Essentially, you have a list of files and you want to change to list of lines of these files...
Several ways:
result = [ list(open(n)) for n in sys.argv[1:] ]
This would get you a result like -> [ ['alg1', 'alg2', 'alg3'], ['csr1', 'csr2'...]] Accessing would be like 'result[0]' which would result in ['alg1', 'alg2', 'alg3']...
Somewhat better might be dictionary:
result = dict( (n, list(open(n))) for n in sys.argv[1:] )
If you want to just concatenate, you would just need to chain it:
import itertools
result = list(itertools.chain.from_iterable(open(n) for n in sys.argv[1:]))
# -> ['alg1', 'alg2', 'alg3', 'csr1', 'csr2'...
Not one-liners for a beginner...however now it would be a good exercies to try to comprehend what's going on :)

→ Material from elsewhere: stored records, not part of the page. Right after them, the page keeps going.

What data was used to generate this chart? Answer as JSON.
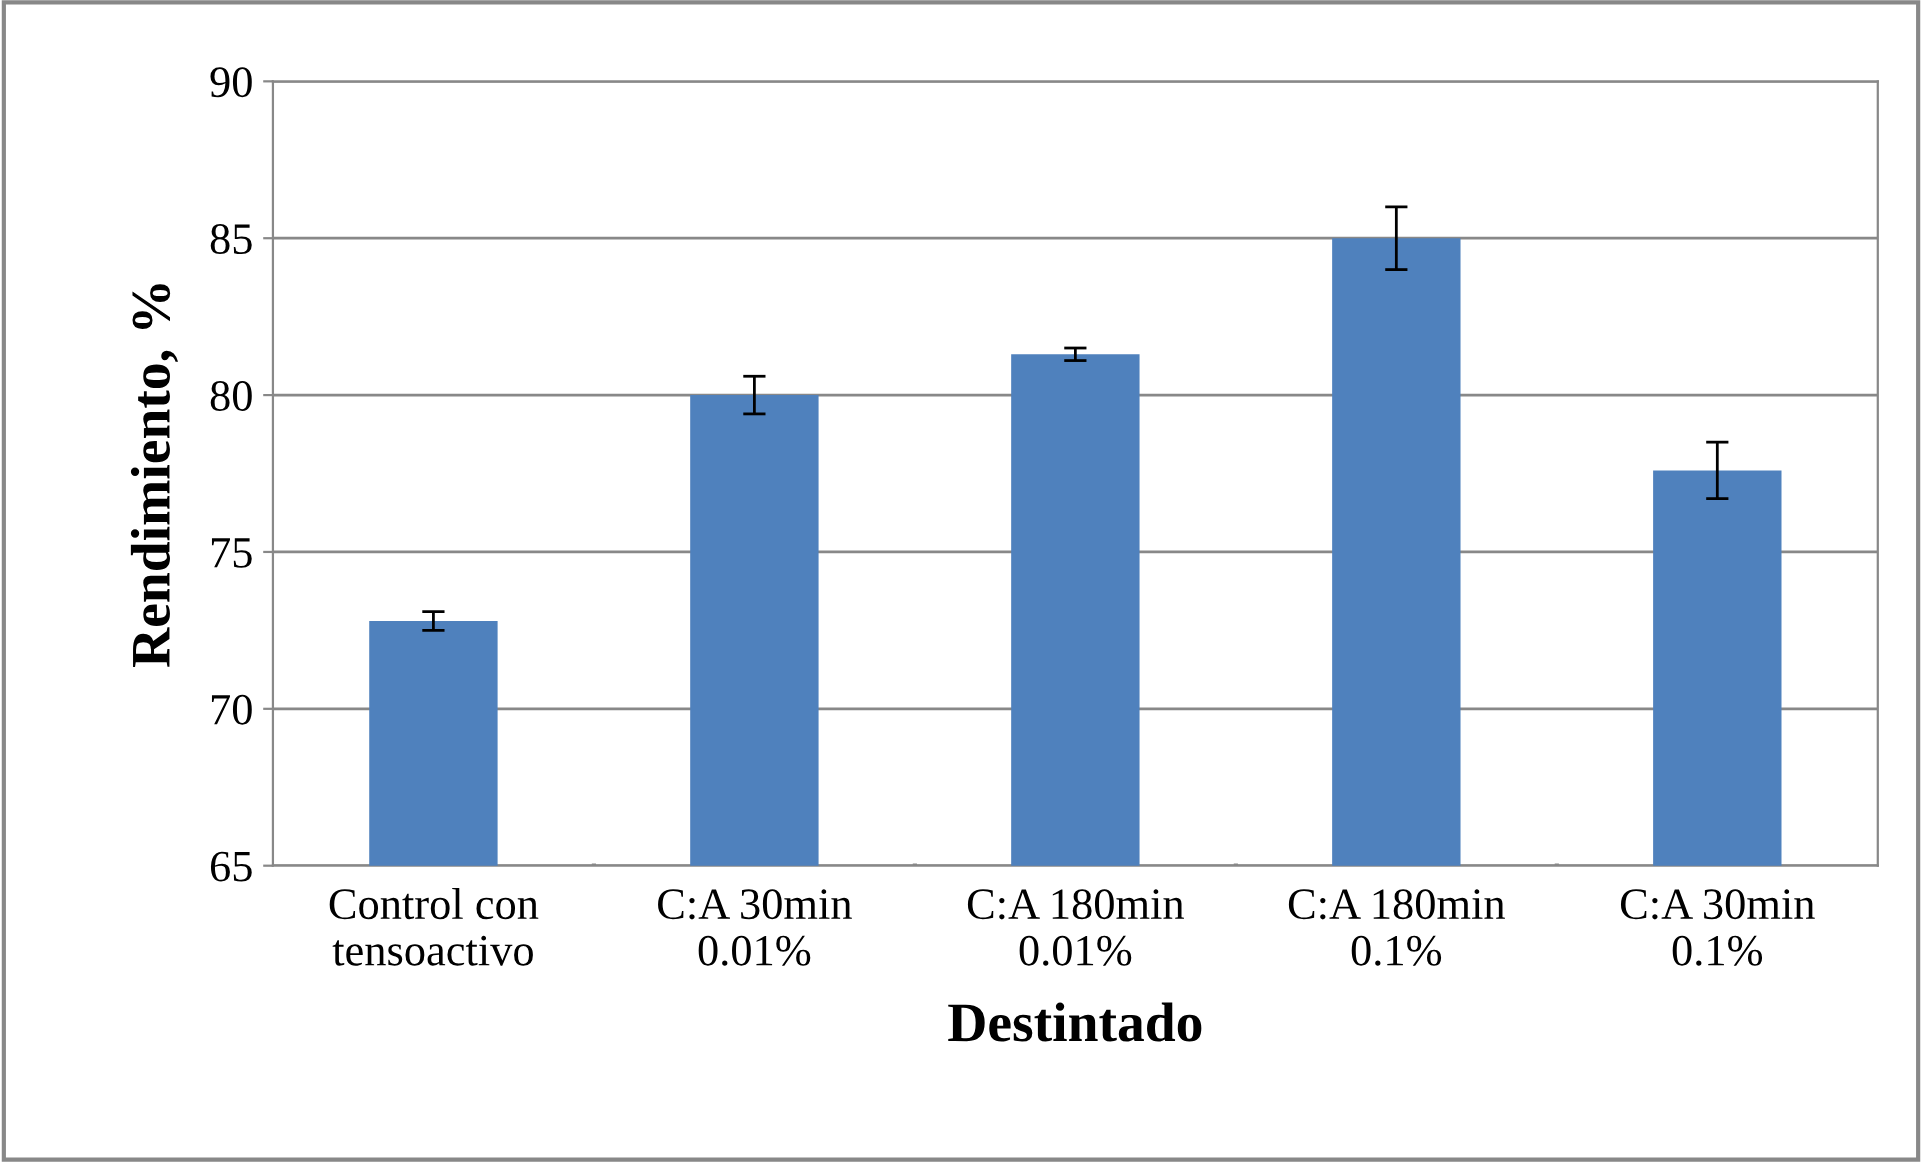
{
  "chart_data": {
    "type": "bar",
    "xlabel": "Destintado",
    "ylabel": "Rendimiento, %",
    "categories": [
      "Control con\ntensoactivo",
      "C:A 30min\n0.01%",
      "C:A 180min\n0.01%",
      "C:A 180min\n0.1%",
      "C:A 30min\n0.1%"
    ],
    "values": [
      72.8,
      80.0,
      81.3,
      85.0,
      77.6
    ],
    "errors": [
      0.3,
      0.6,
      0.2,
      1.0,
      0.9
    ],
    "color": "#4f81bd",
    "ylim": [
      65,
      90
    ],
    "yticks": [
      65,
      70,
      75,
      80,
      85,
      90
    ],
    "grid": "y"
  }
}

You need to dynamically create the variable name for each file 'number' that you're reading. (I'm being deliberately vague on purpose, knowing how to build variables like this is quite valuable and more readily remembered if you discover it yourself)
something like this will give you a start
You need a list which holds your PathwayList lists, that is a list of lists.
One remark: it is quite uncommon to use capitalized variable names. There is no strict rule for that, but by convention most people only use capitalized names for classes.